Kareltje trok een blaadje van een boom en gooide het voor zijn voeten.
‘Waarom mag ik niet naar school mama? Alle kinderen gaan wanneer ze vier jaar zijn en ik ben al heel lang vier jaar en mag nog steeds niet’.
‘Dat komt omdat jij een vos bent’, zei zijn moeder.
‘Vossen leren niet op een school, maar in het bos en van hun ouders. Kinderen gaan naar school en vossen blijven tussen de bomen’.

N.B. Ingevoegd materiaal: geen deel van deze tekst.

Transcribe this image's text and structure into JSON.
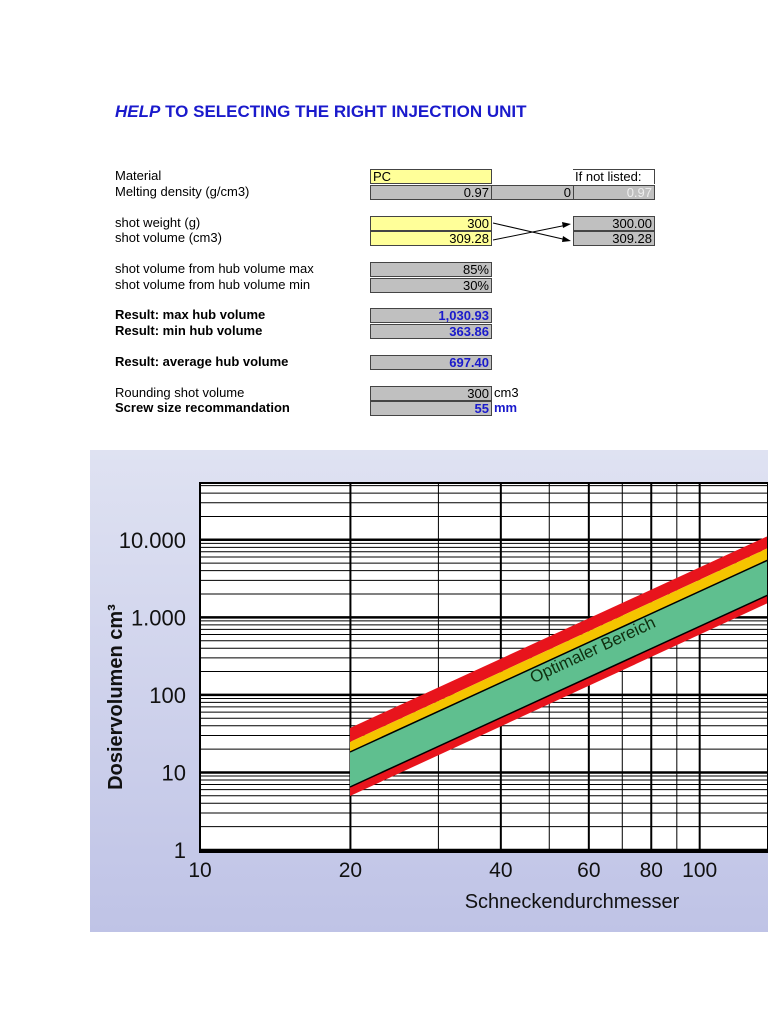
{
  "header": {
    "title_em": "HELP",
    "title": "TO SELECTING THE RIGHT INJECTION UNIT"
  },
  "rows": [
    {
      "label": "Material",
      "value": "PC",
      "value3": "If not listed:"
    },
    {
      "label": "Melting density (g/cm3)",
      "value": "0.97",
      "value2": "0",
      "value3": "0.97"
    },
    {
      "label": "shot weight (g)",
      "value": "300",
      "value3": "300.00"
    },
    {
      "label": "shot volume (cm3)",
      "value": "309.28",
      "value3": "309.28"
    },
    {
      "label": "shot volume from hub volume max",
      "value": "85%"
    },
    {
      "label": "shot volume from hub volume min",
      "value": "30%"
    },
    {
      "label": "Result: max hub volume",
      "value": "1,030.93"
    },
    {
      "label": "Result: min hub volume",
      "value": "363.86"
    },
    {
      "label": "Result: average hub volume",
      "value": "697.40"
    },
    {
      "label": "Rounding shot volume",
      "value": "300",
      "unit": "cm3"
    },
    {
      "label": "Screw size recommandation",
      "value": "55",
      "unit": "mm"
    }
  ],
  "chart": {
    "ylabel": "Dosiervolumen cm³",
    "xlabel": "Schneckendurchmesser",
    "annotation": "Optimaler Bereich",
    "xscale": "log",
    "yscale": "log",
    "xlim": [
      10,
      137
    ],
    "ylim": [
      1,
      54000
    ],
    "xticks": [
      10,
      20,
      40,
      60,
      80,
      100
    ],
    "yticks": [
      {
        "value": 10000,
        "label": "10.000"
      },
      {
        "value": 1000,
        "label": "1.000"
      },
      100,
      10,
      1
    ]
  }
}
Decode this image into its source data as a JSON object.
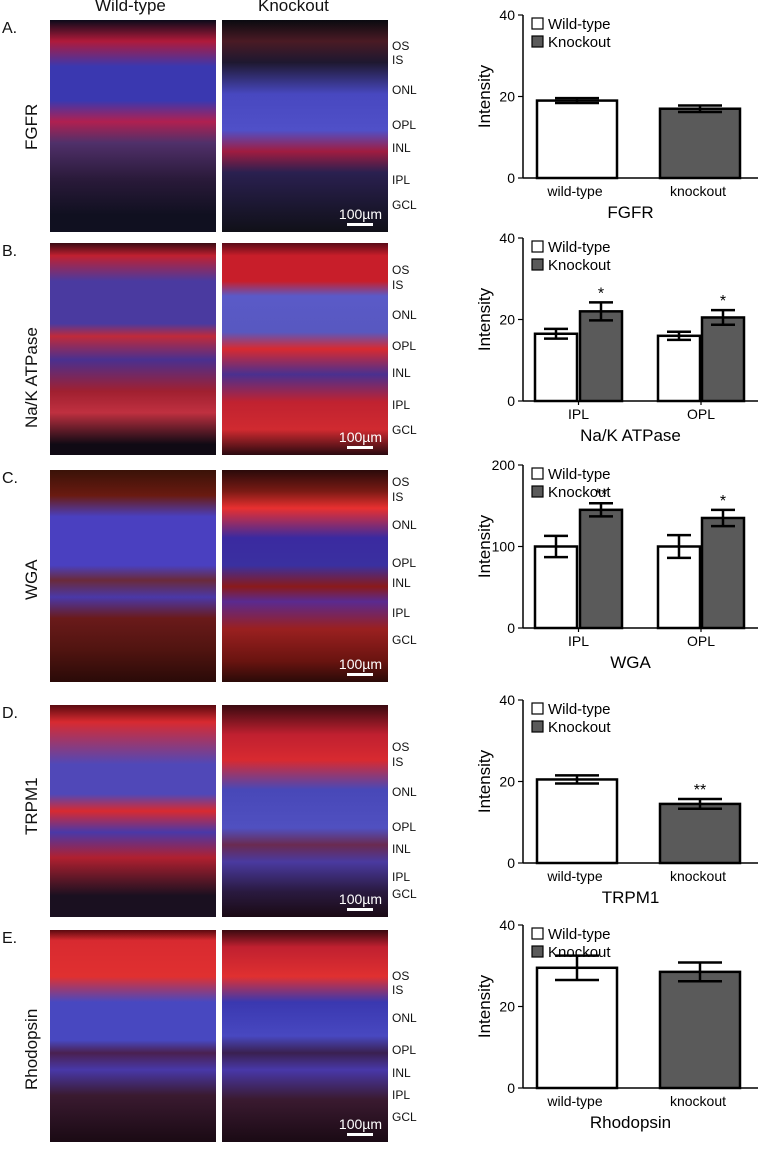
{
  "columns": {
    "left": "Wild-type",
    "right": "Knockout"
  },
  "scale_label": "100µm",
  "legend": {
    "wild": "Wild-type",
    "knockout": "Knockout"
  },
  "colors": {
    "wild": "#ffffff",
    "knockout": "#5a5a5a",
    "blue": "#3a3aa8",
    "red": "#c81e2a"
  },
  "panels": [
    {
      "letter": "A.",
      "stain": "FGFR",
      "layers": [
        "OS",
        "IS",
        "ONL",
        "OPL",
        "INL",
        "IPL",
        "GCL"
      ],
      "chart_data": {
        "type": "bar",
        "title": "",
        "xlabel": "FGFR",
        "ylabel": "Intensity",
        "categories": [
          "wild-type",
          "knockout"
        ],
        "grouped": false,
        "series": [
          {
            "name": "Wild-type",
            "values": [
              19,
              null
            ],
            "err": [
              0.6,
              null
            ]
          },
          {
            "name": "Knockout",
            "values": [
              null,
              17
            ],
            "err": [
              null,
              0.8
            ]
          }
        ],
        "ylim": [
          0,
          40
        ],
        "yticks": [
          0,
          20,
          40
        ],
        "sig": [
          "",
          ""
        ]
      }
    },
    {
      "letter": "B.",
      "stain": "Na/K ATPase",
      "layers": [
        "OS",
        "IS",
        "ONL",
        "OPL",
        "INL",
        "IPL",
        "GCL"
      ],
      "chart_data": {
        "type": "bar",
        "title": "",
        "xlabel": "Na/K ATPase",
        "ylabel": "Intensity",
        "categories": [
          "IPL",
          "OPL"
        ],
        "grouped": true,
        "series": [
          {
            "name": "Wild-type",
            "values": [
              16.5,
              16
            ],
            "err": [
              1.2,
              1
            ]
          },
          {
            "name": "Knockout",
            "values": [
              22,
              20.5
            ],
            "err": [
              2.2,
              1.8
            ]
          }
        ],
        "ylim": [
          0,
          40
        ],
        "yticks": [
          0,
          20,
          40
        ],
        "sig": [
          "*",
          "*"
        ]
      }
    },
    {
      "letter": "C.",
      "stain": "WGA",
      "layers": [
        "OS",
        "IS",
        "ONL",
        "OPL",
        "INL",
        "IPL",
        "GCL"
      ],
      "chart_data": {
        "type": "bar",
        "title": "",
        "xlabel": "WGA",
        "ylabel": "Intensity",
        "categories": [
          "IPL",
          "OPL"
        ],
        "grouped": true,
        "series": [
          {
            "name": "Wild-type",
            "values": [
              100,
              100
            ],
            "err": [
              13,
              14
            ]
          },
          {
            "name": "Knockout",
            "values": [
              145,
              135
            ],
            "err": [
              8,
              10
            ]
          }
        ],
        "ylim": [
          0,
          200
        ],
        "yticks": [
          0,
          100,
          200
        ],
        "sig": [
          "**",
          "*"
        ]
      }
    },
    {
      "letter": "D.",
      "stain": "TRPM1",
      "layers": [
        "OS",
        "IS",
        "ONL",
        "OPL",
        "INL",
        "IPL",
        "GCL"
      ],
      "chart_data": {
        "type": "bar",
        "title": "",
        "xlabel": "TRPM1",
        "ylabel": "Intensity",
        "categories": [
          "wild-type",
          "knockout"
        ],
        "grouped": false,
        "series": [
          {
            "name": "Wild-type",
            "values": [
              20.5,
              null
            ],
            "err": [
              1,
              null
            ]
          },
          {
            "name": "Knockout",
            "values": [
              null,
              14.5
            ],
            "err": [
              null,
              1.2
            ]
          }
        ],
        "ylim": [
          0,
          40
        ],
        "yticks": [
          0,
          20,
          40
        ],
        "sig": [
          "",
          "**"
        ]
      }
    },
    {
      "letter": "E.",
      "stain": "Rhodopsin",
      "layers": [
        "OS",
        "IS",
        "ONL",
        "OPL",
        "INL",
        "IPL",
        "GCL"
      ],
      "chart_data": {
        "type": "bar",
        "title": "",
        "xlabel": "Rhodopsin",
        "ylabel": "Intensity",
        "categories": [
          "wild-type",
          "knockout"
        ],
        "grouped": false,
        "series": [
          {
            "name": "Wild-type",
            "values": [
              29.5,
              null
            ],
            "err": [
              3,
              null
            ]
          },
          {
            "name": "Knockout",
            "values": [
              null,
              28.5
            ],
            "err": [
              null,
              2.3
            ]
          }
        ],
        "ylim": [
          0,
          40
        ],
        "yticks": [
          0,
          20,
          40
        ],
        "sig": [
          "",
          ""
        ]
      }
    }
  ]
}
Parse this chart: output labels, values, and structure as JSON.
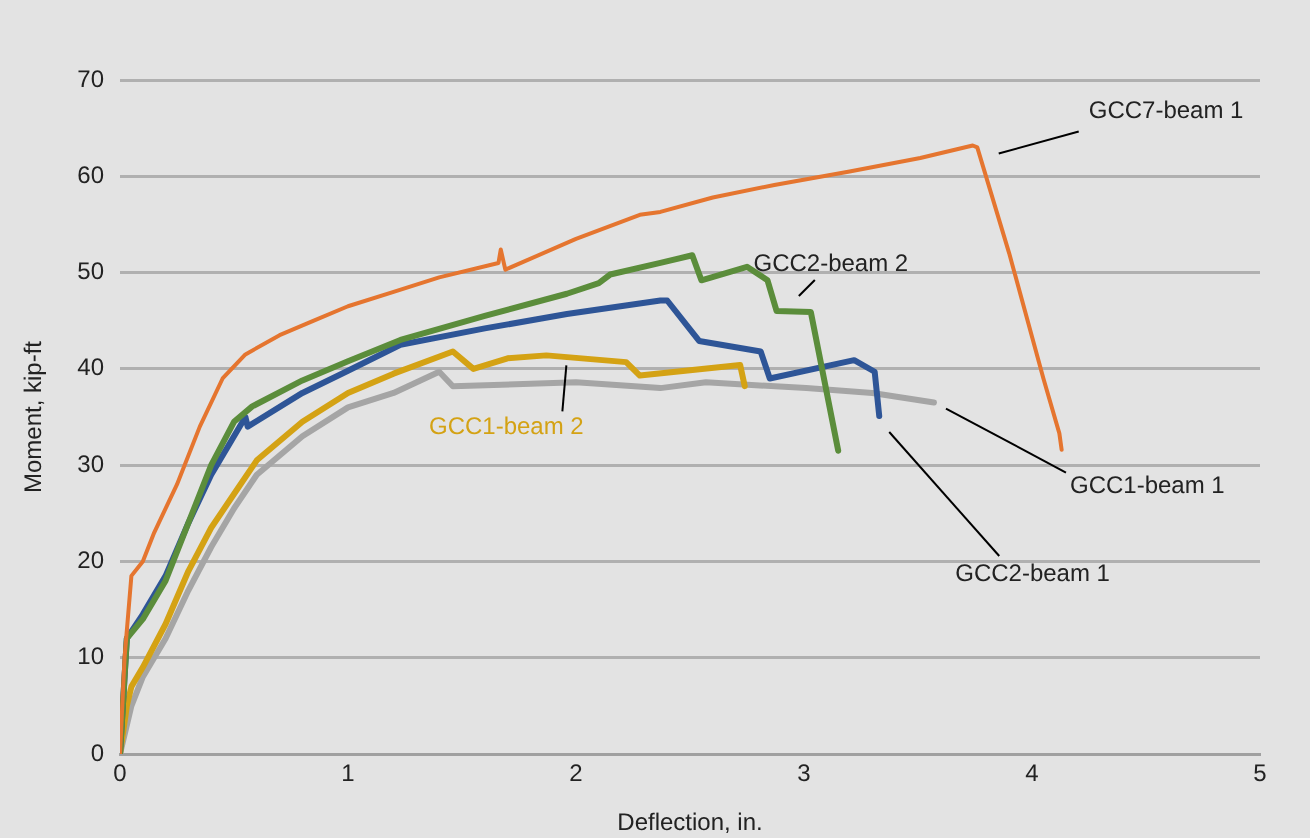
{
  "chart_data": {
    "type": "line",
    "xlabel": "Deflection, in.",
    "ylabel": "Moment, kip-ft",
    "xlim": [
      0,
      5
    ],
    "xticks": [
      0,
      1,
      2,
      3,
      4,
      5
    ],
    "ylim": [
      0,
      70
    ],
    "yticks": [
      0,
      10,
      20,
      30,
      40,
      50,
      60,
      70
    ],
    "grid": "y",
    "legend": false,
    "marker": "none",
    "line_style": "solid",
    "series": [
      {
        "name": "GCC7-beam 1",
        "color": "#e5752f",
        "x": [
          0,
          0.02,
          0.05,
          0.1,
          0.15,
          0.25,
          0.35,
          0.45,
          0.55,
          0.7,
          0.85,
          1,
          1.2,
          1.4,
          1.66,
          1.67,
          1.69,
          2,
          2.28,
          2.37,
          2.6,
          2.87,
          3.2,
          3.51,
          3.74,
          3.76,
          3.9,
          4.05,
          4.12,
          4.13
        ],
        "values": [
          0,
          10,
          18.5,
          20,
          23,
          28,
          34,
          39,
          41.5,
          43.5,
          45,
          46.5,
          48,
          49.5,
          51,
          52.4,
          50.3,
          53.5,
          56,
          56.3,
          57.8,
          59.1,
          60.5,
          61.9,
          63.2,
          63,
          52,
          39,
          33.3,
          31.6
        ]
      },
      {
        "name": "GCC2-beam 2",
        "color": "#5b8d3b",
        "x": [
          0,
          0.03,
          0.1,
          0.2,
          0.3,
          0.4,
          0.5,
          0.58,
          0.8,
          1,
          1.23,
          1.6,
          1.96,
          2.1,
          2.15,
          2.37,
          2.51,
          2.55,
          2.75,
          2.84,
          2.88,
          3.03,
          3.15
        ],
        "values": [
          0,
          12,
          14,
          18,
          24,
          30,
          34.5,
          36.1,
          38.8,
          40.8,
          43,
          45.5,
          47.8,
          48.9,
          49.8,
          51,
          51.8,
          49.2,
          50.6,
          49.2,
          46,
          45.9,
          31.5
        ]
      },
      {
        "name": "GCC2-beam 1",
        "color": "#2e5597",
        "x": [
          0,
          0.03,
          0.1,
          0.2,
          0.3,
          0.4,
          0.5,
          0.55,
          0.56,
          0.8,
          1,
          1.23,
          1.6,
          1.96,
          2.37,
          2.4,
          2.54,
          2.81,
          2.85,
          3.22,
          3.31,
          3.33
        ],
        "values": [
          0,
          12,
          14.5,
          18.5,
          24,
          29,
          33,
          35,
          34,
          37.5,
          39.8,
          42.5,
          44.2,
          45.7,
          47.1,
          47.1,
          42.9,
          41.8,
          39,
          40.9,
          39.7,
          35.1
        ]
      },
      {
        "name": "GCC1-beam 2",
        "color": "#d4a214",
        "x": [
          0,
          0.03,
          0.05,
          0.1,
          0.2,
          0.3,
          0.4,
          0.5,
          0.6,
          0.8,
          1,
          1.2,
          1.46,
          1.55,
          1.7,
          1.87,
          2.22,
          2.28,
          2.72,
          2.74
        ],
        "values": [
          0,
          5,
          7,
          9,
          13.5,
          19,
          23.5,
          27,
          30.5,
          34.5,
          37.5,
          39.5,
          41.8,
          40,
          41.1,
          41.4,
          40.7,
          39.3,
          40.4,
          38.2
        ]
      },
      {
        "name": "GCC1-beam 1",
        "color": "#a5a5a5",
        "x": [
          0,
          0.05,
          0.1,
          0.2,
          0.3,
          0.4,
          0.5,
          0.6,
          0.8,
          1,
          1.2,
          1.4,
          1.46,
          2,
          2.37,
          2.57,
          3.01,
          3.3,
          3.57
        ],
        "values": [
          0,
          5,
          8,
          12,
          17,
          21.5,
          25.5,
          29,
          33,
          36,
          37.5,
          39.7,
          38.2,
          38.6,
          38,
          38.6,
          38,
          37.5,
          36.5
        ]
      }
    ]
  }
}
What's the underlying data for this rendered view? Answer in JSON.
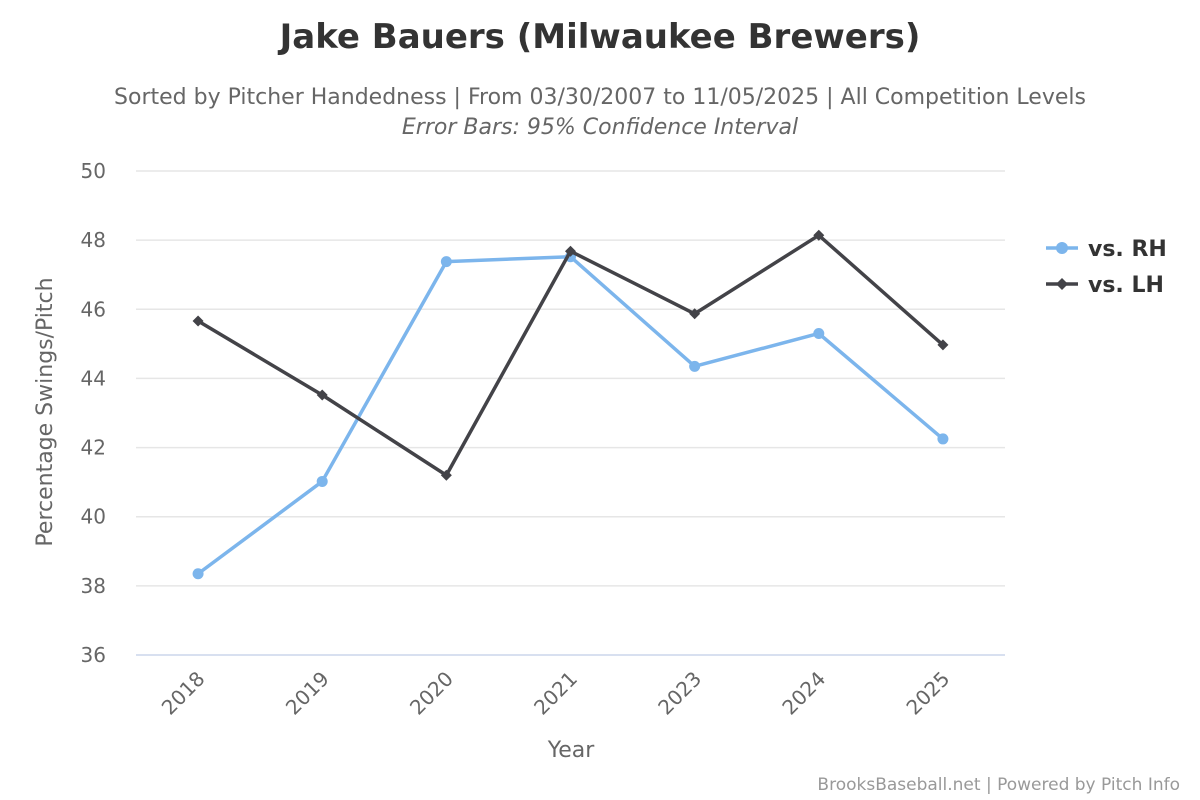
{
  "chart_data": {
    "type": "line",
    "title": "Jake Bauers (Milwaukee Brewers)",
    "subtitle": "Sorted by Pitcher Handedness | From 03/30/2007 to 11/05/2025 | All Competition Levels",
    "subtitle2": "Error Bars: 95% Confidence Interval",
    "xlabel": "Year",
    "ylabel": "Percentage Swings/Pitch",
    "categories": [
      "2018",
      "2019",
      "2020",
      "2021",
      "2023",
      "2024",
      "2025"
    ],
    "ylim": [
      36,
      50
    ],
    "yticks": [
      "36",
      "38",
      "40",
      "42",
      "44",
      "46",
      "48",
      "50"
    ],
    "grid": true,
    "legend_position": "right",
    "series": [
      {
        "name": "vs. RH",
        "color": "#7cb5ec",
        "marker": "circle",
        "values": [
          38.35,
          41.02,
          47.38,
          47.52,
          44.35,
          45.3,
          42.25
        ]
      },
      {
        "name": "vs. LH",
        "color": "#434348",
        "marker": "diamond",
        "values": [
          45.66,
          43.52,
          41.2,
          47.68,
          45.87,
          48.14,
          44.97
        ]
      }
    ],
    "credits": "BrooksBaseball.net | Powered by Pitch Info"
  }
}
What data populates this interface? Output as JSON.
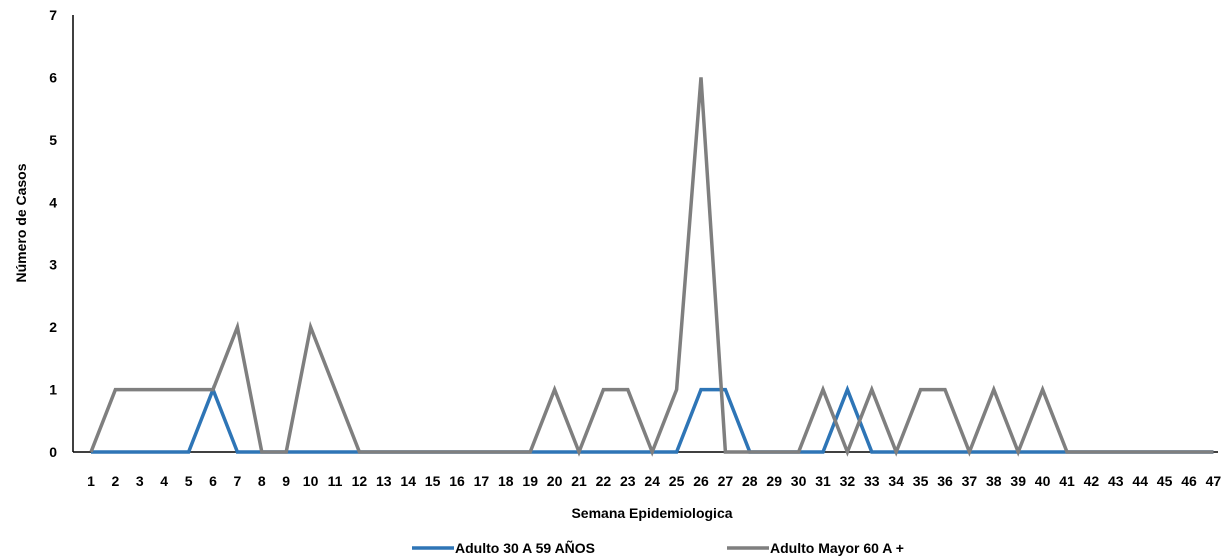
{
  "chart_data": {
    "type": "line",
    "xlabel": "Semana Epidemiologica",
    "ylabel": "Número de Casos",
    "ylim": [
      0,
      7
    ],
    "yticks": [
      0,
      1,
      2,
      3,
      4,
      5,
      6,
      7
    ],
    "grid": false,
    "legend_position": "bottom",
    "categories": [
      "1",
      "2",
      "3",
      "4",
      "5",
      "6",
      "7",
      "8",
      "9",
      "10",
      "11",
      "12",
      "13",
      "14",
      "15",
      "16",
      "17",
      "18",
      "19",
      "20",
      "21",
      "22",
      "23",
      "24",
      "25",
      "26",
      "27",
      "28",
      "29",
      "30",
      "31",
      "32",
      "33",
      "34",
      "35",
      "36",
      "37",
      "38",
      "39",
      "40",
      "41",
      "42",
      "43",
      "44",
      "45",
      "46",
      "47"
    ],
    "series": [
      {
        "name": "Adulto 30 A 59 AÑOS",
        "color": "#2e75b6",
        "values": [
          0,
          0,
          0,
          0,
          0,
          1,
          0,
          0,
          0,
          0,
          0,
          0,
          0,
          0,
          0,
          0,
          0,
          0,
          0,
          0,
          0,
          0,
          0,
          0,
          0,
          1,
          1,
          0,
          0,
          0,
          0,
          1,
          0,
          0,
          0,
          0,
          0,
          0,
          0,
          0,
          0,
          0,
          0,
          0,
          0,
          0,
          0
        ]
      },
      {
        "name": "Adulto Mayor 60 A +",
        "color": "#7f7f7f",
        "values": [
          0,
          1,
          1,
          1,
          1,
          1,
          2,
          0,
          0,
          2,
          1,
          0,
          0,
          0,
          0,
          0,
          0,
          0,
          0,
          1,
          0,
          1,
          1,
          0,
          1,
          6,
          0,
          0,
          0,
          0,
          1,
          0,
          1,
          0,
          1,
          1,
          0,
          1,
          0,
          1,
          0,
          0,
          0,
          0,
          0,
          0,
          0
        ]
      }
    ]
  }
}
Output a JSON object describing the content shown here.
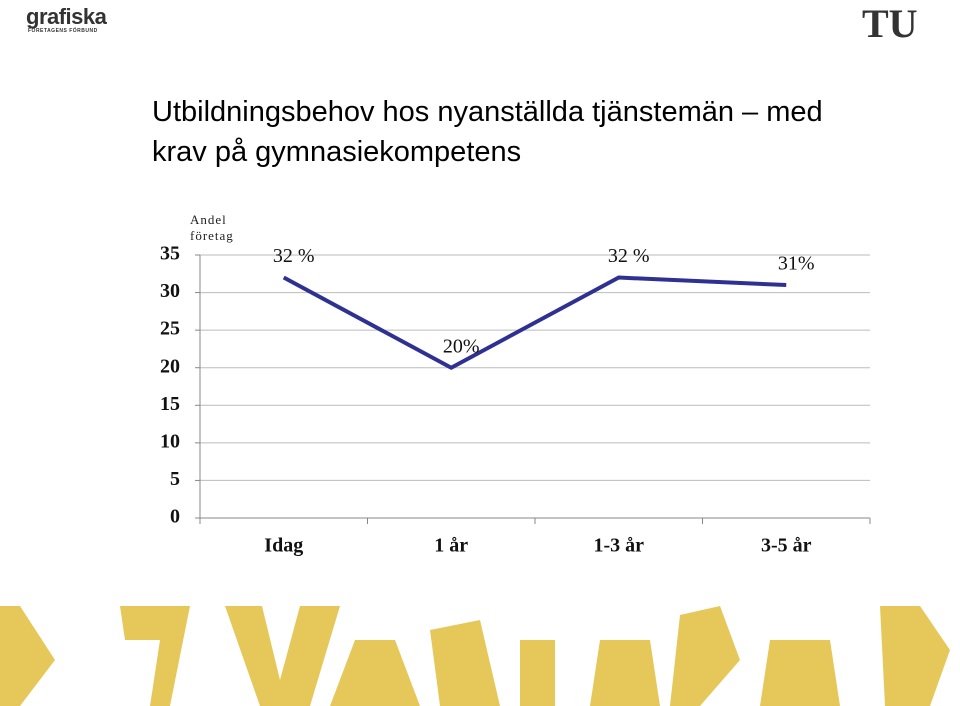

Kareltje slofte weg. Natuurlijk had hij al veel van zijn moeder geleerd, maar hij wilde meer dan jagen en bessen zoeken. Elke dag liep hij naar het schooltje aan de bosrand en gluurde door een raampje naar binnen. Daar had hij gezien dat de mensenkinderen andere dingen leerden. Hele nieuwe dingen. Met een potlood maakten ze krullen op papier en met gekleurde dikke pap aan een stokje maakten ze prachtige schilderijen. Dat wilde hij ook.
De volgende dag gebeurde er iets wat Kareltjes leven voorgoed zou veranderen. Een jongetje liet een rugzak achter op het schoolplein. Niemand wilde het hebben en toen iedereen naar huis ging, bleef het in de hoek liggen. Kareltje had er uren naar gekeken, sloop naar de rugzak en trok hem mee het bos in. Zijn hartje klopte snel onder zijn vacht.
Er zat een petje in en een broek, een trui, sokken en gymschoenen. Kareltje dacht er geen seconde over na, trok alles aan en ging op zijn achterpoten lopen. Nu leek hij net een mensenkind.
De volgende dag liep Kareltje voor het eerst tussen alle kinderen het schoolgebouw in en ging achterin de klas zitten. Niemand vond het raar dat hij een andere taal sprak. Ze dachten dat hij een jongen uit een vreemd nieuw land was en namen Kareltje bij de hand om hem alles te laten zien. Diezelfde middag maakte Kareltje zijn eerste schilderij van de hoge bomen in het bos en het zou niet zijn laatste kunstwerk zijn.